Rachel Thibeault


Spring 2021 Honorary Degree Recipient

Doctor of Laws (honoris causa)

A nationally and internationally recognized community developer, humanitarian, activist, justice-seeker and scholar, Dr. Rachel Thibeault has expanded the boundaries of occupational health — a field she has said she chose because it blends science and humanism, intellectual rigour and compassion. She describes her work as grounded in serving, not helping, because “in helping we see weakness, while in serving we see wholeness. We don’t fix people,” she says, “we simply find a way to meaning, balance and justice.”

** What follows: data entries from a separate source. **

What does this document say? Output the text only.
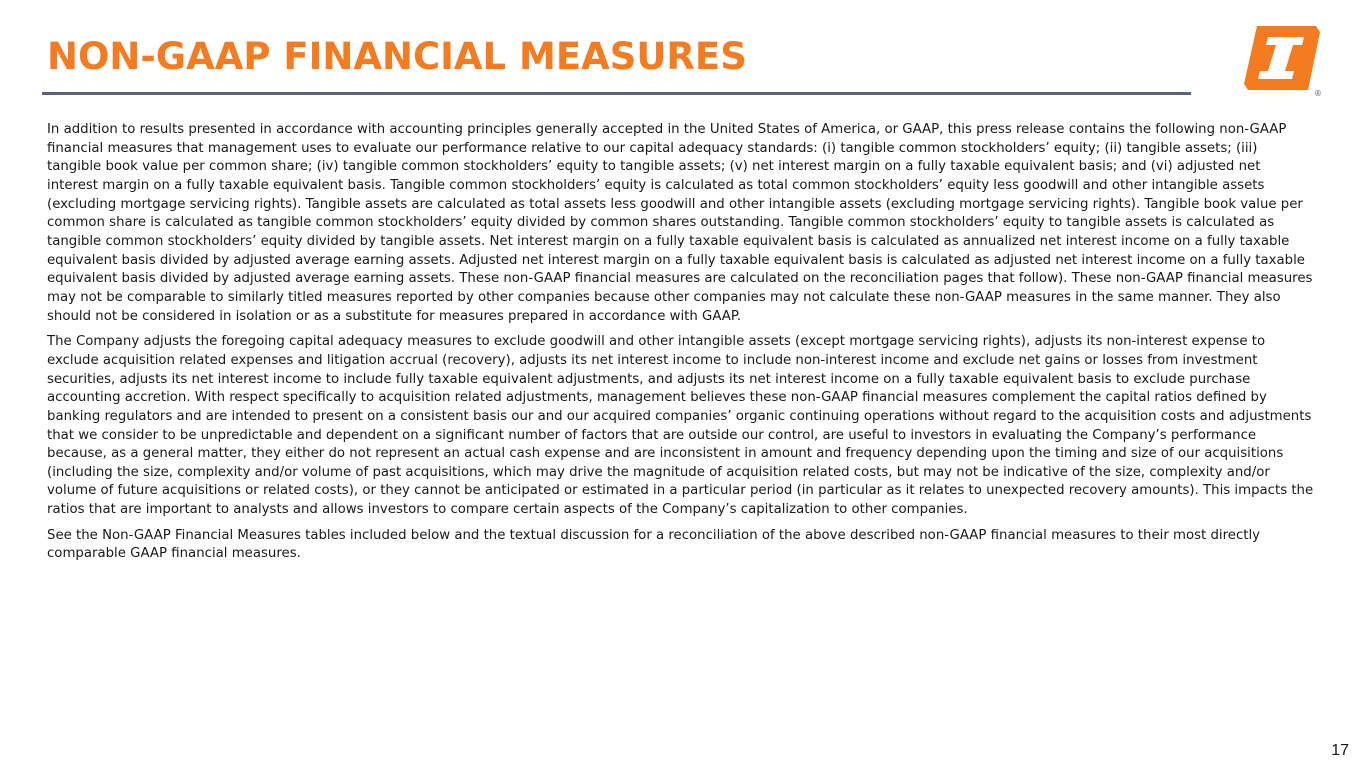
NON-GAAP FINANCIAL MEASURES
®

In addition to results presented in accordance with accounting principles generally accepted in the United States of America, or GAAP, this press release contains the following non-GAAP financial measures that management uses to evaluate our performance relative to our capital adequacy standards: (i) tangible common stockholders’ equity; (ii) tangible assets; (iii) tangible book value per common share; (iv) tangible common stockholders’ equity to tangible assets; (v) net interest margin on a fully taxable equivalent basis; and (vi) adjusted net interest margin on a fully taxable equivalent basis. Tangible common stockholders’ equity is calculated as total common stockholders’ equity less goodwill and other intangible assets (excluding mortgage servicing rights). Tangible assets are calculated as total assets less goodwill and other intangible assets (excluding mortgage servicing rights). Tangible book value per common share is calculated as tangible common stockholders’ equity divided by common shares outstanding. Tangible common stockholders’ equity to tangible assets is calculated as tangible common stockholders’ equity divided by tangible assets. Net interest margin on a fully taxable equivalent basis is calculated as annualized net interest income on a fully taxable equivalent basis divided by adjusted average earning assets. Adjusted net interest margin on a fully taxable equivalent basis is calculated as adjusted net interest income on a fully taxable equivalent basis divided by adjusted average earning assets. These non-GAAP financial measures are calculated on the reconciliation pages that follow). These non-GAAP financial measures may not be comparable to similarly titled measures reported by other companies because other companies may not calculate these non-GAAP measures in the same manner. They also should not be considered in isolation or as a substitute for measures prepared in accordance with GAAP.

The Company adjusts the foregoing capital adequacy measures to exclude goodwill and other intangible assets (except mortgage servicing rights), adjusts its non-interest expense to exclude acquisition related expenses and litigation accrual (recovery), adjusts its net interest income to include non-interest income and exclude net gains or losses from investment securities, adjusts its net interest income to include fully taxable equivalent adjustments, and adjusts its net interest income on a fully taxable equivalent basis to exclude purchase accounting accretion. With respect specifically to acquisition related adjustments, management believes these non-GAAP financial measures complement the capital ratios defined by banking regulators and are intended to present on a consistent basis our and our acquired companies’ organic continuing operations without regard to the acquisition costs and adjustments that we consider to be unpredictable and dependent on a significant number of factors that are outside our control, are useful to investors in evaluating the Company’s performance because, as a general matter, they either do not represent an actual cash expense and are inconsistent in amount and frequency depending upon the timing and size of our acquisitions (including the size, complexity and/or volume of past acquisitions, which may drive the magnitude of acquisition related costs, but may not be indicative of the size, complexity and/or volume of future acquisitions or related costs), or they cannot be anticipated or estimated in a particular period (in particular as it relates to unexpected recovery amounts). This impacts the ratios that are important to analysts and allows investors to compare certain aspects of the Company’s capitalization to other companies.

See the Non-GAAP Financial Measures tables included below and the textual discussion for a reconciliation of the above described non-GAAP financial measures to their most directly comparable GAAP financial measures.

17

Dr. Thibeault makes her boundary-expanding approach sound obvious: work with individuals and communities to discover what would allow them to be included, supported and engaged in life and work that is sustainable and meaningful to them. It is an approach she has put into practice in Canada and abroad — with Inuit leaders seeking to improve mental health and elder care services in remote communities; in small business development initiatives using a microcredit approach in working with Canadian soldiers with PTSD; and in programs in Sierra Leone built around using gardening and cooking to enable healing between child soldiers and victims. It has included lending her expertise to Dalhousie Faculty of Health research teams studying peer support with the Transitional Health Clinic, Refugee Clinic and Laing House, and working with Disability International on projects involving people with AIDS in Zambia and leprosy in Ethiopia. In all cases, her inspirational leadership and work recognizes the importance of engaging in the activities of everyday life, and focusing on what she calls the “occupational gifts”—those meaningful activities that foster resilience, hope and belonging in challenging situations.

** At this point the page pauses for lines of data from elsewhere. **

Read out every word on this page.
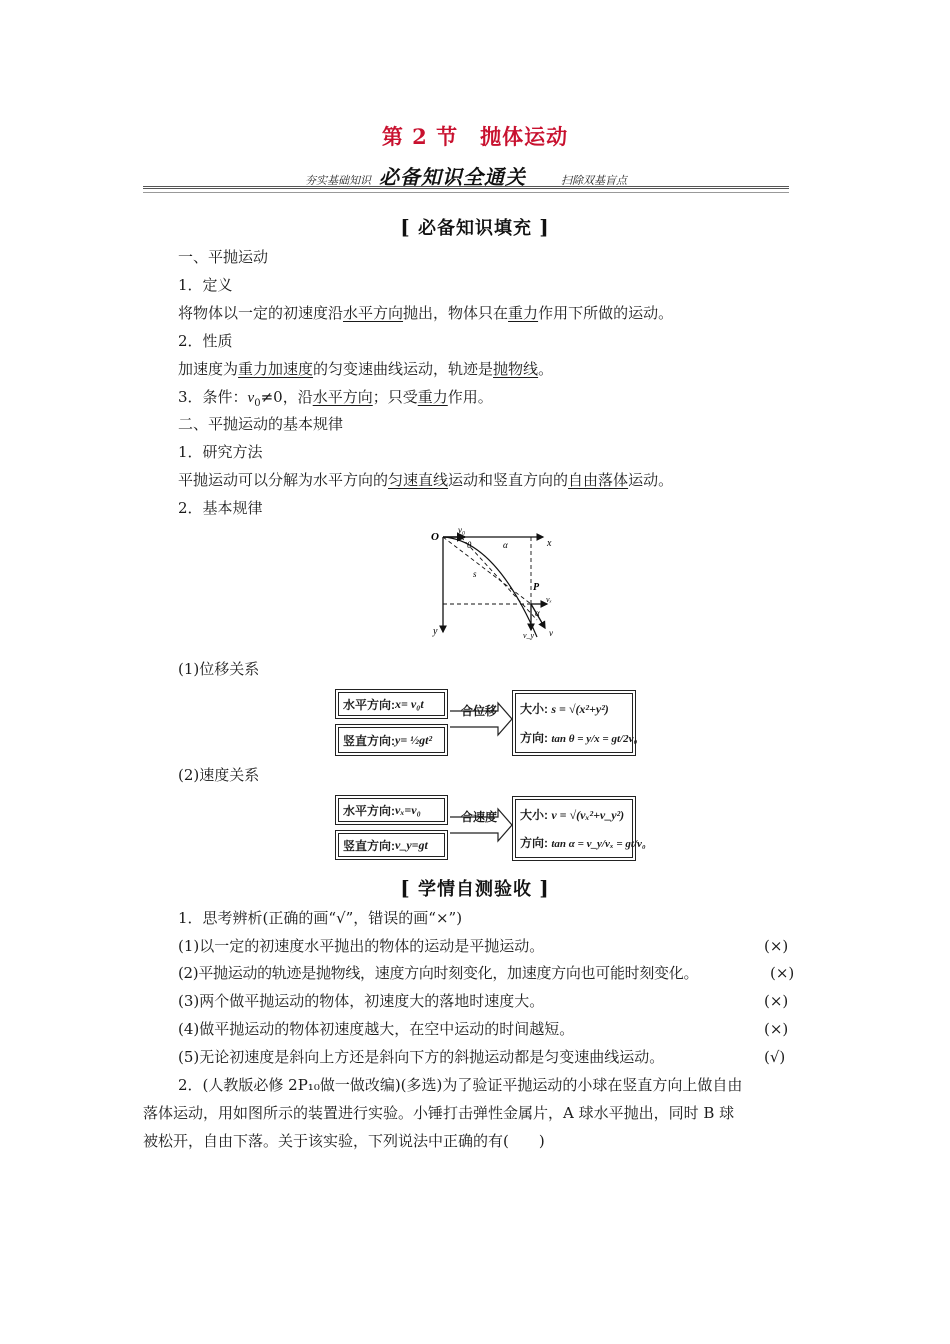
第 2 节 抛体运动
夯实基础知识 必备知识全通关	扫除双基盲点
[ 必备知识填充 ]
一、平抛运动
1．定义
将物体以一定的初速度沿水平方向抛出，物体只在重力作用下所做的运动。
2．性质
加速度为重力加速度的匀变速曲线运动，轨迹是抛物线。
3．条件：$v_0\ne 0$，沿水平方向；只受重力作用。
二、平抛运动的基本规律
1．研究方法
平抛运动可以分解为水平方向的匀速直线运动和竖直方向的自由落体运动。
2．基本规律
O
x
y
v₀
θ	α
s
P
vₓ
α
v_y v
(1)位移关系
水平方向: x= v₀t
竖直方向: y= ½gt²
合位移 大小: s = √(x²+y²)
方向: tan θ = y/x = gt/2v₀
(2)速度关系
水平方向: vₓ=v₀
竖直方向: v_y=gt
合速度 大小: v = √(vₓ²+v_y²)
方向: tan α = v_y/vₓ = gt/v₀
[ 学情自测验收 ]
1．思考辨析(正确的画“√”，错误的画“×”)
(1)以一定的初速度水平抛出的物体的运动是平抛运动。	(×)
(2)平抛运动的轨迹是抛物线，速度方向时刻变化，加速度方向也可能时刻变化。	(×)
(3)两个做平抛运动的物体，初速度大的落地时速度大。	(×)
(4)做平抛运动的物体初速度越大，在空中运动的时间越短。	(×)
(5)无论初速度是斜向上方还是斜向下方的斜抛运动都是匀变速曲线运动。	(√)
2．(人教版必修 2P₁₀做一做改编)(多选)为了验证平抛运动的小球在竖直方向上做自由
落体运动，用如图所示的装置进行实验。小锤打击弹性金属片，A 球水平抛出，同时 B 球
被松开，自由下落。关于该实验，下列说法中正确的有(　　)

Dr. Thibeault embarked on her career at Université Laval, graduating with a Bachelor of Science in Occupational Therapy in 1979. She went on to complete her Master of Science in Psychology at Acadia in 1986, her PhD in Community Psychology at Université de Montréal in 1991, and then pursued postdoctoral work at the University of Southern California and Aarhus Universitet in Denmark. During those years, she also worked as an occupational therapist in Ontario, Nova Scotia, and the Northwest Territories, before joining the University of Ottawa’s School of Rehabilitation Sciences in 1992, where she is now a Full Professor in the Occupational Therapy Program. She has been recognized for her teaching excellence by the university and the Ottawa Centre for Research and Innovation. 

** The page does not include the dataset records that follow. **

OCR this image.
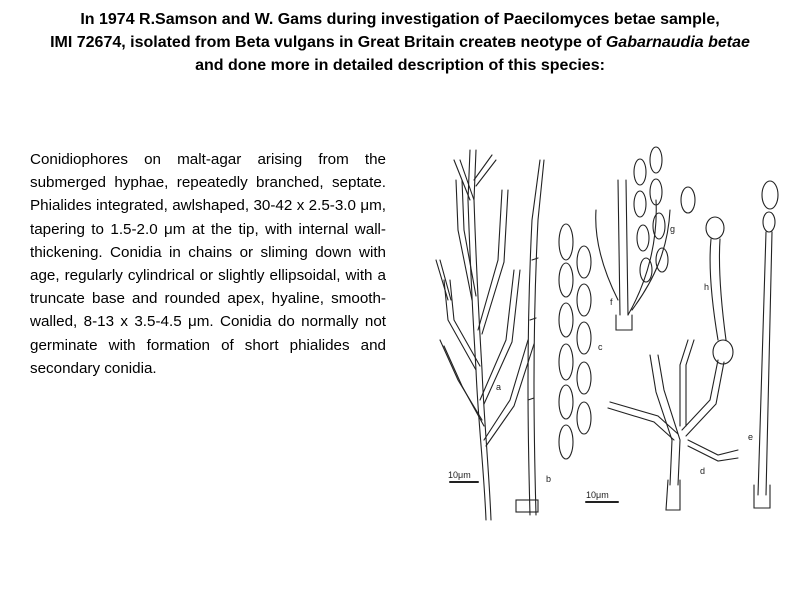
In 1974 R.Samson and W. Gams during investigation of Paecilomyces betae sample,
IMI 72674, isolated from Beta vulgans in Great Britain createв neotype of Gabarnaudia betae
and done more in detailed description of this species:
Conidiophores on malt-agar arising from the submerged hyphae, repeatedly branched, septate. Phialides integrated, awlshaped, 30-42 x 2.5-3.0 μm, tapering to 1.5-2.0 μm at the tip, with internal wall-thickening. Conidia in chains or sliming down with age, regularly cylindrical or slightly ellipsoidal, with a truncate base and rounded apex, hyaline, smooth-walled, 8-13 x 3.5-4.5 μm. Conidia do normally not germinate with formation of short phialides and secondary conidia.
10μm
10μm
a
b
c
d
e
f
g
h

In 2008, she was named an official member of the United Nations International Association of Millennium Development Goals Trainers, an organization comprised of world leaders and experts. In 2012, she was awarded the Order of Canada for her humanitarian efforts, a Lifetime Achievement Award from the Canadian Society of International Health in 2015, and the Townsend Fellowship in Occupation and Safety at Dalhousie in 2016. She is the recipient of a Queen Elizabeth II Diamond Jubilee Medal, and an honorary degree from the University of British Columbia.